Nariman was instrumental to the development of the Indian Constitution's Law. Nariman was Additional Solicitor General of India from May 1972 to 25 June 1975, resigning from that post upon the Declaration of Emergency on 26 June 1975.

Nariman argued in favour of Union carbide in the infamous Bhopal gas disaster case, which he later admitted was a mistake. He was instrumental in getting a deal between victims and the company outside court, which offered an amount of $470 million to the victims. He also argued in the famous case of the Supreme Court AoR Association, in which the Supreme Court took over the appointment of judges in the Higher Judiciary. He also appeared in many important cases like Golak Nath, S.P. Gupta, T.M.A. Pai Foundation, etc.
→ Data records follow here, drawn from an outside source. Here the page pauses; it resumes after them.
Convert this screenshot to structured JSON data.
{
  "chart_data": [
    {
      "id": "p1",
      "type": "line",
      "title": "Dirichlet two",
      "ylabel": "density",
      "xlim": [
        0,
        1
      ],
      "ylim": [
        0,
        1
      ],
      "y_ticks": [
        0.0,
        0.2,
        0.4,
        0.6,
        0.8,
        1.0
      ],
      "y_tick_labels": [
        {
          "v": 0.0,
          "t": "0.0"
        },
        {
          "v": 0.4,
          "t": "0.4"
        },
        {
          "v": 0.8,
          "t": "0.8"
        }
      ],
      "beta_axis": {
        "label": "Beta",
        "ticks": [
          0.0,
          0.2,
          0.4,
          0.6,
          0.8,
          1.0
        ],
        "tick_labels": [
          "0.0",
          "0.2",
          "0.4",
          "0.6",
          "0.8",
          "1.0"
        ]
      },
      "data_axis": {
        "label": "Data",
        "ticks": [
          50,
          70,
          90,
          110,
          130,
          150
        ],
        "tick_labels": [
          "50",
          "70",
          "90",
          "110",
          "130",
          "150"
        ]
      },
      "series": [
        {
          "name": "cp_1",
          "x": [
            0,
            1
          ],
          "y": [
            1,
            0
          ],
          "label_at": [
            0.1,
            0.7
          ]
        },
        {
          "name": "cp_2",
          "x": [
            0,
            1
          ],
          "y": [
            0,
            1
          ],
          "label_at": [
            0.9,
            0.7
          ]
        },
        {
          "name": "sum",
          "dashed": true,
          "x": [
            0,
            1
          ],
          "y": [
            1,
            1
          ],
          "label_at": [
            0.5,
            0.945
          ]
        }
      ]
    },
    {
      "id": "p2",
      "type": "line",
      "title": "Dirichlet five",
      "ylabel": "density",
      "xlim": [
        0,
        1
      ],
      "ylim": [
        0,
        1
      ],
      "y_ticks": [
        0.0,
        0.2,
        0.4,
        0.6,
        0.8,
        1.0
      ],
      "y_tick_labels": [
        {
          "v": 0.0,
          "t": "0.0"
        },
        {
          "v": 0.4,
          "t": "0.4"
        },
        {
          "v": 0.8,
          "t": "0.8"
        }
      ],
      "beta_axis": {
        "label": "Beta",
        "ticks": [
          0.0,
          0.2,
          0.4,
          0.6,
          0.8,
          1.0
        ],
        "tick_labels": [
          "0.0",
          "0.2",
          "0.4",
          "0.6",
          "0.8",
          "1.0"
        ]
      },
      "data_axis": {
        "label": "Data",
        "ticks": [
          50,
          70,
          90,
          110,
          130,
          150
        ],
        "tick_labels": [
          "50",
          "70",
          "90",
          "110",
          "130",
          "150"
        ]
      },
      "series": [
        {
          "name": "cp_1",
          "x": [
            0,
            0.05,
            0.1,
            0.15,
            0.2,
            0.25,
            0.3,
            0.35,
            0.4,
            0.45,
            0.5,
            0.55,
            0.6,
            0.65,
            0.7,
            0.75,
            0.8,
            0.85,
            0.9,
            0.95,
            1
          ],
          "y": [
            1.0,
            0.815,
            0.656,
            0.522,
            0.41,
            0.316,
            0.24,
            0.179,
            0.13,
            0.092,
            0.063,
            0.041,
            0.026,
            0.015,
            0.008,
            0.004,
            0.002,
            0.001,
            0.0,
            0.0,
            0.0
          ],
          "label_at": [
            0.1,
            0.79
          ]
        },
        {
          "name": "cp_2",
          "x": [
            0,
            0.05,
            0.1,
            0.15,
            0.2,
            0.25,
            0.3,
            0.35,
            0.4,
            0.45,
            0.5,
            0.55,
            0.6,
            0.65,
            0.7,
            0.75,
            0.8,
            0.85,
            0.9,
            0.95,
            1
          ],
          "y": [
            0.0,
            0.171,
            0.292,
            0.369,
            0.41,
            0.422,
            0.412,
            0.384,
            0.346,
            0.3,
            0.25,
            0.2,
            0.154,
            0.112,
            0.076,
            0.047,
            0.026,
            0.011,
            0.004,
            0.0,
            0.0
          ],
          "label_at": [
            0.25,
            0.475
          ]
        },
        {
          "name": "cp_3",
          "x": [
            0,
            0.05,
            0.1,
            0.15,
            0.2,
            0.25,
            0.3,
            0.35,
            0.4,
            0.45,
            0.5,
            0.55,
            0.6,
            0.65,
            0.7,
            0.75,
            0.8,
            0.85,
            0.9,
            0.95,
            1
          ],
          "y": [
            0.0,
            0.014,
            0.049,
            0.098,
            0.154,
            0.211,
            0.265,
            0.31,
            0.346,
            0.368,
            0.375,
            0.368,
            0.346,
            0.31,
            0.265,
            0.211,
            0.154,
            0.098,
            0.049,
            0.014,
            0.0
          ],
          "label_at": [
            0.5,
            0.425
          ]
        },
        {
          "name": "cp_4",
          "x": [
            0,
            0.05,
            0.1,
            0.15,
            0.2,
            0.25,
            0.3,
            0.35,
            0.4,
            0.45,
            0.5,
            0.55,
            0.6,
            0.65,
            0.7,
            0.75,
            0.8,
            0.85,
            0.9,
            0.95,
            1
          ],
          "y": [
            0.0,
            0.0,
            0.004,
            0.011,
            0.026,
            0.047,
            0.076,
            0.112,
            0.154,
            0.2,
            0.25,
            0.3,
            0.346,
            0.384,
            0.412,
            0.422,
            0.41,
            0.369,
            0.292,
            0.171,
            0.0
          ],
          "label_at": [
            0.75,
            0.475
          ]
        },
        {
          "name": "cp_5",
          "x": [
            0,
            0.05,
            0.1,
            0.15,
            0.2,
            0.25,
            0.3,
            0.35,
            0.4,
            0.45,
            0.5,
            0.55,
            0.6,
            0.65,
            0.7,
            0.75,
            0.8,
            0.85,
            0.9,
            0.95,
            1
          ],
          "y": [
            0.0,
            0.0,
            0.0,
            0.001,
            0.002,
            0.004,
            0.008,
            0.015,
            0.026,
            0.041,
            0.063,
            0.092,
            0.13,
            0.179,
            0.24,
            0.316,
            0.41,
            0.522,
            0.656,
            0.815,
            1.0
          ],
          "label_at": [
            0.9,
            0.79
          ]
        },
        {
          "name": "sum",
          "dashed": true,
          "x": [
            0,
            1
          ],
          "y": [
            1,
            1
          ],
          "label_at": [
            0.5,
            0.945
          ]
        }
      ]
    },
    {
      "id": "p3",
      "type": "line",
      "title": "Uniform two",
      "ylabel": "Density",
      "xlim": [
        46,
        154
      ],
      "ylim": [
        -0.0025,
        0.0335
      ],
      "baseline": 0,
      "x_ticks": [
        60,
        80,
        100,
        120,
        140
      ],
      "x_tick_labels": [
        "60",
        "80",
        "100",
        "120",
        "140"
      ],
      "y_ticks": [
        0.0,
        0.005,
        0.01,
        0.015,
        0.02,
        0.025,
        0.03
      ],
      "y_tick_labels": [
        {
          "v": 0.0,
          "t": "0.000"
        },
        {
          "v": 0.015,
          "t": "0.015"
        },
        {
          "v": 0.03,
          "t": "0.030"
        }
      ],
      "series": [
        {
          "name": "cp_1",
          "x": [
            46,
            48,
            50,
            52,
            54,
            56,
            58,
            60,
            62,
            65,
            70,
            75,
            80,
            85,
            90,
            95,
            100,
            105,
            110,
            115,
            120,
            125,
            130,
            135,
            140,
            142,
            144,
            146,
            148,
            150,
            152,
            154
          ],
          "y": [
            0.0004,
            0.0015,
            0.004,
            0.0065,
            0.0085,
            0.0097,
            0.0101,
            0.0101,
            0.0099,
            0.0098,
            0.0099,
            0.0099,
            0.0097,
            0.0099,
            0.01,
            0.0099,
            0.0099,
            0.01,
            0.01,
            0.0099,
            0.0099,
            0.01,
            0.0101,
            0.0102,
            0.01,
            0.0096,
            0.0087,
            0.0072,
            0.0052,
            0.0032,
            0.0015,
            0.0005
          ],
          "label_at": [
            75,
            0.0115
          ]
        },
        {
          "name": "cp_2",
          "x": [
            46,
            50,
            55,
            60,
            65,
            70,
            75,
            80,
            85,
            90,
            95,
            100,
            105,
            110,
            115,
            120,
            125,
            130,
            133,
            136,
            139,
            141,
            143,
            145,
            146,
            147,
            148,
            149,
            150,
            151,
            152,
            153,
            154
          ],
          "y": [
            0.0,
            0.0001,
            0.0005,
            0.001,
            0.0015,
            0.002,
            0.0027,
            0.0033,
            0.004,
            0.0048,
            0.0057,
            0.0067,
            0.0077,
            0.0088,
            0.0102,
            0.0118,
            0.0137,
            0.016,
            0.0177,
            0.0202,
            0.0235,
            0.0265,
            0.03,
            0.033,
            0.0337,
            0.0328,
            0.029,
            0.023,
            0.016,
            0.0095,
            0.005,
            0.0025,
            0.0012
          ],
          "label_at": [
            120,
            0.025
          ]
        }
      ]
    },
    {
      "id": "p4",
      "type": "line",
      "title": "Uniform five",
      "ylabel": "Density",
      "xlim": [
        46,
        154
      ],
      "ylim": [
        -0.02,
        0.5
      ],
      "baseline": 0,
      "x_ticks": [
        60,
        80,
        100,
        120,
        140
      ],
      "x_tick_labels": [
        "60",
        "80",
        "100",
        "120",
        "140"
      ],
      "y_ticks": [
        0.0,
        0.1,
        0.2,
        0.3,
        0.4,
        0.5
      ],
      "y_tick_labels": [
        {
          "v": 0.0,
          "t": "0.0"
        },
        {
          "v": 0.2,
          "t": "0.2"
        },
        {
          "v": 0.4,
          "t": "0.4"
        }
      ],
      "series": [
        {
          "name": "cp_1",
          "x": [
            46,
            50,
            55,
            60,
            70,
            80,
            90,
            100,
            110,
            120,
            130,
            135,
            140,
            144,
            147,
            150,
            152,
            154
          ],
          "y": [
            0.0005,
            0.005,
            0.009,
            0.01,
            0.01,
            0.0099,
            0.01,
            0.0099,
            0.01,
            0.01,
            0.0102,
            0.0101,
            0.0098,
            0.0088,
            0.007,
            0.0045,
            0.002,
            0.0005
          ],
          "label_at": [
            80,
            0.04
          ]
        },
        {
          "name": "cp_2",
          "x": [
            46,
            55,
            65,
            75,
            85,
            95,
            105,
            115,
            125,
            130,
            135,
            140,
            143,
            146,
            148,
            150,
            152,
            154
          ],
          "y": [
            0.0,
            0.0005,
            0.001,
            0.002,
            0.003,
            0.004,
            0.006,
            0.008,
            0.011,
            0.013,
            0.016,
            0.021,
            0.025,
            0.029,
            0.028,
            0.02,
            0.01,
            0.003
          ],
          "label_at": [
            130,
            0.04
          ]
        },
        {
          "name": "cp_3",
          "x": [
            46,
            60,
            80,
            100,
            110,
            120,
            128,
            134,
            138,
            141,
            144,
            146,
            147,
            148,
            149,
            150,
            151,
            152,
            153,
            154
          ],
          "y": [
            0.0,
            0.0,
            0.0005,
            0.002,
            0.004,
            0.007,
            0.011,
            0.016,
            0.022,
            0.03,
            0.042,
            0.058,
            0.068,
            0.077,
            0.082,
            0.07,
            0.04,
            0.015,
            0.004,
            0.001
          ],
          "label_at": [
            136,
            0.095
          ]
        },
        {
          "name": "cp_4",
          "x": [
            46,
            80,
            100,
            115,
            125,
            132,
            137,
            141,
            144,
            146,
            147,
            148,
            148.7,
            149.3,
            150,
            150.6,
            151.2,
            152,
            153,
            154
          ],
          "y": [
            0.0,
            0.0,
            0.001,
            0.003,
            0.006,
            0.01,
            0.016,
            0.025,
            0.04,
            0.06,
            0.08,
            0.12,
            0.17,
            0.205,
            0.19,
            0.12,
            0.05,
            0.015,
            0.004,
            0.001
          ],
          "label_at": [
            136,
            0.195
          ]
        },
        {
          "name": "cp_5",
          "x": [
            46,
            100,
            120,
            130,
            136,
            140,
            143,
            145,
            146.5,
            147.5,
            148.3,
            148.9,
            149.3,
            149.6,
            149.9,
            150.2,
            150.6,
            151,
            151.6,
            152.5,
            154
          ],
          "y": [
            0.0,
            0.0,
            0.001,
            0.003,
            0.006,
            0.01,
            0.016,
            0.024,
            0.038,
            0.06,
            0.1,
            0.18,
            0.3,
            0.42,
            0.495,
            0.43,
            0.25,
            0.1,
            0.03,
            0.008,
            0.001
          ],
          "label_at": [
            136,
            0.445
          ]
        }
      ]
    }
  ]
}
Nariman was the recipient of the Padma Vibhushan (in 2007) and Padma Bhushan (in 1991), respectively the second and third highest honours granted to civilians by the President of India. Both awards were for Nariman's contributions to jurisprudence and public affairs. Nariman was awarded the Gruber Prize for Justice in 2002. He dedicated his awards to his alma mater Bishop Cotton School in Shimla.

Nariman was a President-appointee member of the Rajya Sabha (the upper house of the Parliament of India) between 1999 and 2005. He served as President of International Council for Commercial Arbitration from 1994 onwards, President of the Bar Association of India from 1991, Vice-chairman of the Internal Court of Arbitration of the International Chamber of Commerce from 1989, honorary member of the International Commission of Jurists from 1988, and member of the London Court of International Arbitration from 1988. He was appointed to the advisory board of the United Nations Conference on Trade and Development in November 1999, and served as chairman of the executive committee of the International Commission of Jurists from 1995 to 1997.

Nariman represented the Gujarat government in the matter of the Narmada rehabilitation but resigned shortly after attacks on Christians in the area and the burning of copies of the Bible.

In December 2009 the Committee on Judicial Accountability stated that it considered that recommendations for judicial appointments should only be made after a public debate, including review by members of the bar of the affected high courts. This statement was made in relation to controversy about the appointments of justices C. K. Prasad and P. D. Dinakaran. The statement was signed by Ram Jethmalani, Shanti Bhushan, Fali Sam Nariman, Anil B. Divan, Kamini Jaiswal and Prashant Bhushan.

On 17 October 2014, he appeared for the former Chief Minister of Tamil Nadu J. Jayalalitha in a conviction and obtained bail for her, which had earlier been rejected.

Nariman was Hindustan Coca-Cola Beverages' legal counsel in the Plachimada dispute.

==Personal life and death==
Nariman was married to Bapsi F. Nariman, since 1955, and the couple had two children, a son and a daughter and lived in New Delhi. His son Rohinton Nariman was a Judge of the Supreme Court of India, who had also held the post of the Solicitor General of India from 2011 to 2013.

The Vis Moot East's Fali Nariman Award for 'Best Respondent's Memorandum' is named after Nariman.

Fali Sam Nariman died on 21 February 2024, at the age of 95.

==Autobiography==
Nariman's autobiography is called "Before Memory Fades: An Autobiography".